Oleh: Jurhum Lantong, Sekretaris Majelis Syuro DPP PBB
Assalamu’alaikum, wr, wb
Jalan politik yang kita tempuh tidaklah mudah. Sebab dalam Perjuangan politik sering kali kita di hadapkan pada situasi dan pilihan-pilihan pelik. Tapi sesulit apapun tantangan yang kita hadapi, semua itu harus kita lewati dengan penuh semangat, pengorbanan dan keyakinan.

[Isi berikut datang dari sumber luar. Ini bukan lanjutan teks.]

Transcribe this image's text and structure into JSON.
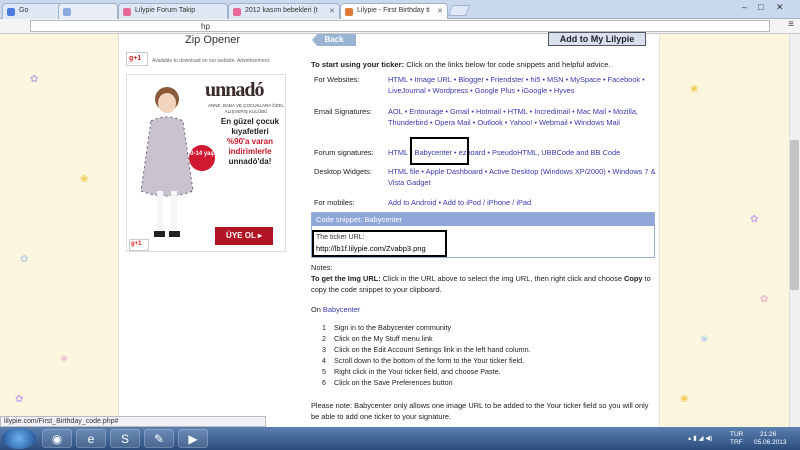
{
  "browser": {
    "tabs": [
      {
        "label": "Go",
        "active": false
      },
      {
        "label": "",
        "active": false
      },
      {
        "label": "Lilypie Forum Takip",
        "active": false
      },
      {
        "label": "2012 kasım bebekleri (t",
        "active": false
      },
      {
        "label": "Lilypie - First Birthday ti",
        "active": true
      }
    ],
    "address": "hp",
    "status_url": "lilypie.com/First_Birthday_code.php#"
  },
  "left": {
    "zip_title": "Zip Opener",
    "gplus_count": "+1",
    "ad_note": "Available to download on our website. Advertisement.",
    "ad": {
      "brand": "unnadó",
      "subtitle": "ANNE, BABA VE ÇOCUKLARA ÖZEL ALIŞVERİŞ KULÜBÜ",
      "badge": "0-14 yaş",
      "promo_line1": "En güzel çocuk kıyafetleri",
      "promo_red": "%90'a varan indirimlerle",
      "promo_line3": "unnadó'da!",
      "cta": "ÜYE OL",
      "gplus": "+1"
    }
  },
  "main": {
    "back_label": "Back",
    "add_label": "Add to My Lilypie",
    "intro_bold": "To start using your ticker:",
    "intro_rest": " Click on the links below for code snippets and helpful advice.",
    "rows": [
      {
        "label": "For Websites:",
        "links": "HTML • Image URL • Blogger • Friendster • hi5 • MSN • MySpace • Facebook • LiveJournal • Wordpress • Google Plus • iGoogle • Hyves"
      },
      {
        "label": "Email Signatures:",
        "links": "AOL • Entourage • Gmail • Hotmail • HTML • Incredimail • Mac Mail • Mozilla, Thunderbird • Opera Mail • Outlook • Yahoo! • Webmail • Windows Mail"
      },
      {
        "label": "Forum signatures:",
        "links": "HTML • Babycenter • ezboard • PseudoHTML, UBBCode and BB Code"
      },
      {
        "label": "Desktop Widgets:",
        "links": "HTML file • Apple Dashboard • Active Desktop (Windows XP/2000) • Windows 7 & Vista Gadget"
      },
      {
        "label": "For mobiles:",
        "links": "Add to Android • Add to iPod / iPhone / iPad"
      }
    ],
    "snippet": {
      "header": "Code snippet: Babycenter",
      "label": "The ticker URL:",
      "value": "http://lb1f.lilypie.com/Zvabp3.png"
    },
    "notes_title": "Notes:",
    "notes_bold": "To get the Img URL:",
    "notes_text": " Click in the URL above to select the img URL, then right click and choose ",
    "notes_copy": "Copy",
    "notes_text2": " to copy the code snippet to your clipboard.",
    "on_label": "On ",
    "on_site": "Babycenter",
    "steps": [
      "Sign in to the Babycenter community",
      "Click on the My Stuff menu link",
      "Click on the Edit Account Settings link in the left hand column.",
      "Scroll down to the bottom of the form to the Your ticker field.",
      "Right click in the Your ticker field, and choose Paste.",
      "Click on the Save Preferences button"
    ],
    "please_note": "Please note: Babycenter only allows one image URL to be added to the Your ticker field so you will only be able to add one ticker to your signature."
  },
  "taskbar": {
    "lang": "TUR",
    "lang2": "TRF",
    "time": "21:26",
    "date": "05.06.2013"
  },
  "colors": {
    "page_bg": "#fbf6dd",
    "link": "#3a3ab0",
    "snippet_header": "#8fa6d8",
    "ad_red": "#b01425"
  }
}
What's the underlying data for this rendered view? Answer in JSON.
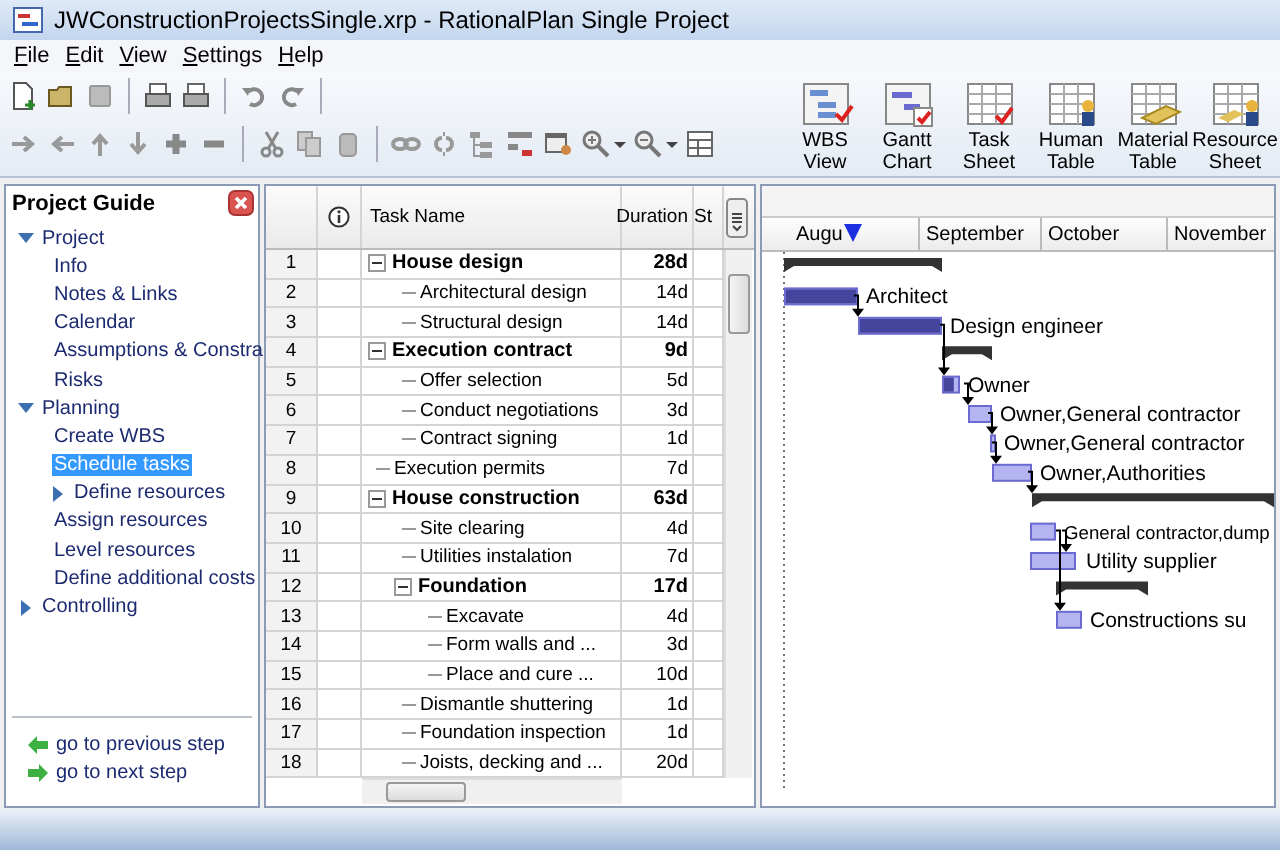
{
  "window": {
    "title": "JWConstructionProjectsSingle.xrp - RationalPlan Single Project"
  },
  "menu": [
    "File",
    "Edit",
    "View",
    "Settings",
    "Help"
  ],
  "view_buttons": [
    {
      "label": "WBS View",
      "kind": "tree"
    },
    {
      "label": "Gantt Chart",
      "kind": "gantt"
    },
    {
      "label": "Task Sheet",
      "kind": "sheet"
    },
    {
      "label": "Human Table",
      "kind": "human"
    },
    {
      "label": "Material Table",
      "kind": "material"
    },
    {
      "label": "Resource Sheet",
      "kind": "resource"
    }
  ],
  "guide": {
    "title": "Project Guide",
    "items": [
      {
        "label": "Project",
        "expanded": true,
        "selected": false,
        "children": [
          {
            "label": "Info",
            "selected": false
          },
          {
            "label": "Notes & Links",
            "selected": false
          },
          {
            "label": "Calendar",
            "selected": false
          },
          {
            "label": "Assumptions & Constra",
            "selected": false
          },
          {
            "label": "Risks",
            "selected": false
          }
        ]
      },
      {
        "label": "Planning",
        "expanded": true,
        "selected": false,
        "children": [
          {
            "label": "Create WBS",
            "selected": false
          },
          {
            "label": "Schedule tasks",
            "selected": true
          },
          {
            "label": "Define resources",
            "expanded": false,
            "selected": false
          },
          {
            "label": "Assign resources",
            "selected": false
          },
          {
            "label": "Level resources",
            "selected": false
          },
          {
            "label": "Define additional costs",
            "selected": false
          }
        ]
      },
      {
        "label": "Controlling",
        "expanded": false,
        "selected": false
      }
    ],
    "footer": [
      "go to previous step",
      "go to next step"
    ]
  },
  "table": {
    "columns": [
      "Task Name",
      "Duration",
      "St"
    ],
    "rows": [
      {
        "number": "1",
        "name": "House design",
        "duration": "28d",
        "expanded": true,
        "children": [
          {
            "number": "2",
            "name": "Architectural design",
            "duration": "14d"
          },
          {
            "number": "3",
            "name": "Structural design",
            "duration": "14d"
          }
        ]
      },
      {
        "number": "4",
        "name": "Execution contract",
        "duration": "9d",
        "expanded": true,
        "children": [
          {
            "number": "5",
            "name": "Offer selection",
            "duration": "5d"
          },
          {
            "number": "6",
            "name": "Conduct negotiations",
            "duration": "3d"
          },
          {
            "number": "7",
            "name": "Contract signing",
            "duration": "1d"
          }
        ]
      },
      {
        "number": "8",
        "name": "Execution permits",
        "duration": "7d"
      },
      {
        "number": "9",
        "name": "House construction",
        "duration": "63d",
        "expanded": true,
        "children": [
          {
            "number": "10",
            "name": "Site clearing",
            "duration": "4d"
          },
          {
            "number": "11",
            "name": "Utilities instalation",
            "duration": "7d"
          },
          {
            "number": "12",
            "name": "Foundation",
            "duration": "17d",
            "expanded": true,
            "children": [
              {
                "number": "13",
                "name": "Excavate",
                "duration": "4d"
              },
              {
                "number": "14",
                "name": "Form walls and ...",
                "duration": "3d"
              },
              {
                "number": "15",
                "name": "Place and cure ...",
                "duration": "10d"
              }
            ]
          },
          {
            "number": "16",
            "name": "Dismantle shuttering",
            "duration": "1d"
          },
          {
            "number": "17",
            "name": "Foundation inspection",
            "duration": "1d"
          },
          {
            "number": "18",
            "name": "Joists, decking and ...",
            "duration": "20d"
          }
        ]
      }
    ]
  },
  "gantt": {
    "months": [
      "Augu",
      "September",
      "October",
      "November"
    ],
    "rows": [
      {
        "kind": "summary"
      },
      {
        "kind": "task",
        "label": "Architect",
        "level": 1
      },
      {
        "kind": "task",
        "label": "Design engineer",
        "level": 1
      },
      {
        "kind": "summary"
      },
      {
        "kind": "task",
        "label": "Owner",
        "level": 0.7
      },
      {
        "kind": "task",
        "label": "Owner,General contractor"
      },
      {
        "kind": "task",
        "label": "Owner,General contractor"
      },
      {
        "kind": "task",
        "label": "Owner,Authorities"
      },
      {
        "kind": "summary"
      },
      {
        "kind": "task",
        "label": "General contractor,dump"
      },
      {
        "kind": "task",
        "label": "Utility supplier"
      },
      {
        "kind": "summary"
      },
      {
        "kind": "task",
        "label": "Constructions su"
      }
    ]
  }
}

Nilai-nilai perjuangan politik Islam telah banyak mengajarkan kita arti penting dari prinsip ‘mujahadah’ atau kesungguhan untuk menggapai suatu tujuan atau perubahan mulia. Islam juga mengajarkan kita prinsip ‘musyarakah’ atau kerjasama antara para pihak, baik kerjasama ekonomi, maupun politik untuk mencapai suatu kesepakatan atau juga disebut ‘kalimatunshawa’ demi tujuan kemaslahatan bagi seluruh umat manusia atau juga disebut rahmatan lil alamin, rahmat bagi semesta.
Di ruang publik, dimana lalu lintas kepentingan dan nilai saling bertukar tangkap dalam lepas itu, selalu ada celah ruang negosiasi. Sebuah ruang yang memungkinkan kita menjalin kerjasama politik. Sejauh kita semua bisa mengelola dengan baik berbagai anasir kepentingan terutama dalam ihtiar kita membangun kerjasama politik dengan elemen yang berbeda, maka akan terbentang kesempatan untuk bekerjasama dengan siapa pun atau kelompok manapun.

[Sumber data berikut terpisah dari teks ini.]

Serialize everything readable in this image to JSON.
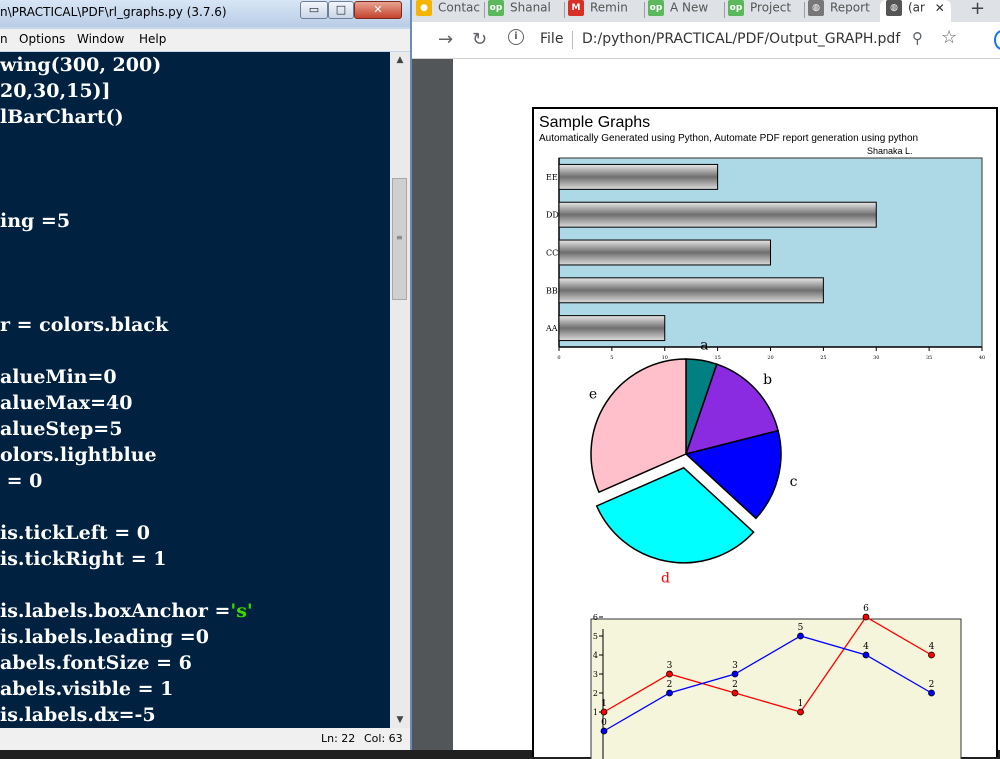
{
  "idle": {
    "title": "n\\PRACTICAL\\PDF\\rl_graphs.py (3.7.6)",
    "menu": [
      "n",
      "Options",
      "Window",
      "Help"
    ],
    "window_buttons": {
      "minimize": "▭",
      "maximize": "□",
      "close": "✕"
    },
    "code_lines": [
      "wing(300, 200)",
      "20,30,15)]",
      "lBarChart()",
      "",
      "",
      "",
      "ing =5",
      "",
      "",
      "",
      "r = colors.black",
      "",
      "alueMin=0",
      "alueMax=40",
      "alueStep=5",
      "olors.lightblue",
      " = 0",
      "",
      "is.tickLeft = 0",
      "is.tickRight = 1",
      "",
      "is.labels.boxAnchor =",
      "is.labels.leading =0",
      "abels.fontSize = 6",
      "abels.visible = 1",
      "is.labels.dx=-5"
    ],
    "code_string_token": "'s'",
    "status": {
      "line": "Ln: 22",
      "col": "Col: 63"
    }
  },
  "chrome": {
    "tabs": [
      {
        "label": "Contac",
        "icon": "contacts-tab-icon",
        "color": "#f4b400"
      },
      {
        "label": "Shanal",
        "icon": "op-tab-icon",
        "color": "#5cb85c"
      },
      {
        "label": "Remin",
        "icon": "gmail-tab-icon",
        "color": "#d93025"
      },
      {
        "label": "A New",
        "icon": "op-tab-icon",
        "color": "#5cb85c"
      },
      {
        "label": "Project",
        "icon": "op-tab-icon",
        "color": "#5cb85c"
      },
      {
        "label": "Report",
        "icon": "globe-tab-icon",
        "color": "#777777"
      },
      {
        "label": "(ar",
        "icon": "globe-tab-icon",
        "color": "#555555"
      }
    ],
    "tab_close": "✕",
    "new_tab": "+",
    "omnibox": {
      "scheme_label": "File",
      "url": "D:/python/PRACTICAL/PDF/Output_GRAPH.pdf"
    }
  },
  "report": {
    "title": "Sample Graphs",
    "subtitle": "Automatically Generated using Python, Automate PDF report generation using python",
    "author": "Shanaka L."
  },
  "chart_data": [
    {
      "type": "bar",
      "orientation": "horizontal",
      "categories": [
        "AA",
        "BB",
        "CC",
        "DD",
        "EE"
      ],
      "values": [
        10,
        25,
        20,
        30,
        15
      ],
      "xlim": [
        0,
        40
      ],
      "x_ticks": [
        0,
        5,
        10,
        15,
        20,
        25,
        30,
        35,
        40
      ],
      "background": "#add8e6",
      "bar_color": "#a0a0a0"
    },
    {
      "type": "pie",
      "labels": [
        "a",
        "b",
        "c",
        "d",
        "e"
      ],
      "values": [
        5,
        15,
        15,
        30,
        30
      ],
      "colors": [
        "#008080",
        "#8a2be2",
        "#0000ff",
        "#00ffff",
        "#ffc0cb"
      ],
      "exploded": "d",
      "highlight_label_color": "#ff0000"
    },
    {
      "type": "line",
      "x": [
        1,
        2,
        3,
        4,
        5,
        6
      ],
      "series": [
        {
          "values": [
            1,
            3,
            2,
            1,
            6,
            4
          ],
          "color": "#ff0000"
        },
        {
          "values": [
            0,
            2,
            3,
            5,
            4,
            2
          ],
          "color": "#0000ff"
        }
      ],
      "ylim": [
        0,
        6
      ],
      "y_ticks": [
        1,
        2,
        3,
        4,
        5,
        6
      ],
      "background": "#f5f5dc"
    }
  ]
}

Ruang kerjasama itu bisa kita bangun, sejauh kita mampu menempatkan diri, memahami posisi, kekuatan dan daya tawar yang kita miliki. Besar kecil kekuatan dalam politik, dalam proses komunikasi dan negosiasi itu akan menjadi relatif, sejauh ditopang oleh ide dan gagasan yang mampu membentangkan harapan masa depan.

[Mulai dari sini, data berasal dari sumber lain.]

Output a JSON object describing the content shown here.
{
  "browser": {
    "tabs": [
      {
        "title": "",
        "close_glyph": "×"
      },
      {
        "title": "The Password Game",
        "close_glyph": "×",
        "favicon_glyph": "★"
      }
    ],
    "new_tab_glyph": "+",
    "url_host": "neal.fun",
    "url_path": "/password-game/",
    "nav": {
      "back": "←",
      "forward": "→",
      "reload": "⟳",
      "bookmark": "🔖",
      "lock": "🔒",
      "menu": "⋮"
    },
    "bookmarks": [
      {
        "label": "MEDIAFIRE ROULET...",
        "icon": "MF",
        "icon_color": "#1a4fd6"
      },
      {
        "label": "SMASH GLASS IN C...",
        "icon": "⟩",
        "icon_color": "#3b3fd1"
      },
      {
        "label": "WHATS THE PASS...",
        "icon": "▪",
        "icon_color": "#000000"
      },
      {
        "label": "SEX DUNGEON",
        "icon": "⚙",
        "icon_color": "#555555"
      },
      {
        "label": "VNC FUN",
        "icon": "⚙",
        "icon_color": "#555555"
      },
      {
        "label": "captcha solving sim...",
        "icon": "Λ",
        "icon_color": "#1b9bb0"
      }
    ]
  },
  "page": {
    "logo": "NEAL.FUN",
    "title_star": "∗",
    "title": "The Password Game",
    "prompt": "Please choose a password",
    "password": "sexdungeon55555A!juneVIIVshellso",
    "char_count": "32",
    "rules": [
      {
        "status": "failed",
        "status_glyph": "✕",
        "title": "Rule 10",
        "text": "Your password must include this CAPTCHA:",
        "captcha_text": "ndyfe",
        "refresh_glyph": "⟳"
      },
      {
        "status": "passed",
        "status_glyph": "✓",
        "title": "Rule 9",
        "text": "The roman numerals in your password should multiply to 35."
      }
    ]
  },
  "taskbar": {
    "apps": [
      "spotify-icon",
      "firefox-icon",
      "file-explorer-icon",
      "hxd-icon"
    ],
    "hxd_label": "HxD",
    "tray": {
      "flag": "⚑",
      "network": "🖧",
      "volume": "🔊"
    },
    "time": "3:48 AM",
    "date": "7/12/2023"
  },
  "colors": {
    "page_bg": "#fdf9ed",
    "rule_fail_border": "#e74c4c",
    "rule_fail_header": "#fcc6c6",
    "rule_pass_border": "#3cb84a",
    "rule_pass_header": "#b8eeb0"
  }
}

Jika semangat dasar itu kita kobarkan, rasanya akan selalu terbuka jalan untuk kita sama-sama menentukan pilihan dan kesepakatan.
Dalam prosesi negosiasi dan kompromi kita akan dihadapkan pada situasi berikut ini:
Pertama, jika secara politik posisi tawar kita kuat, maka dalam kerjasama politik itu, kita bisa dengan mudah mengatur calon mitra koalisi kita bahkan kita bisa mengendalikan mitra kita sejauh dengan ukuran-ukuran rasional, dengan tetap menjunjung tinggi nilai-nilai kesamaan hak dan kewajiban, atau dikenal sebagai almusawa’tu baina’ annasi’ fi’ takalifi wal ahkam, prinsip kesetaraan hak dan kewajiban di muka hukum.
Kedua, jika posisi kekuatan politik kita imbang atau setara dengan calon mitra politik kita. Maka langkah bijak untuk saling berbagi kekuasaan dan peran itu akan disesuaikan dengan posisi dan kekuataan. Kesesuain pembagian peran dan kekuasaan secara berimbang itu harus ditopang oleh sikap saling percaya sehingga tumbuh suasana kerjasama yang nyaman tanpa ada satu pihak yang merasa ditekan.
Ketiga, lalu bagaimana jika posisi kita faktanya memang lemah secara politik atau daya tawar kita tak seimbang? Nah, pada posisi inilah kita harus punya kesanggupan untuk ‘mengalah’. Mengalah bukan berarti kita ‘menjual’ idealisme, justru dengan cara itu kita berusaha ‘merendah’ dalam pengertian positif yakni mau menerima keputusan atau ketentuan calon mitra politik kita. Sejauh semua sesuai dengan prinsip-prinsip demokrasi dan keadilan.
Jika kerjasama itu terbuka lebar, dalam posisi ‘mengalah’ itu kita punya kesempatan berbenah, dengan tetap menunjukan komitmen kerja yang tinggi. Sebab dengan komitmen, loyalitas, kerja politik yang tinggi didukung oleh kelapangan sikap. Maka secara dialektis yang dominan akan mudah dipengaruhi, bahkan bergantung pada sikap dan loyalitas kerja yang kita tunjukan sebagai kelompok dengan kekuatan kecil tadi.
Strategi ini bahkan pernah dilakukan Nabi Muhammad SAW saat posisi politiknya masih belum dominan di Madinah. Tapi perlahan kelompok kecil itu bisa memengaruhi bahkan bisa membentangkan sayapnya hingga pengaruhnya melampaui batas teritori.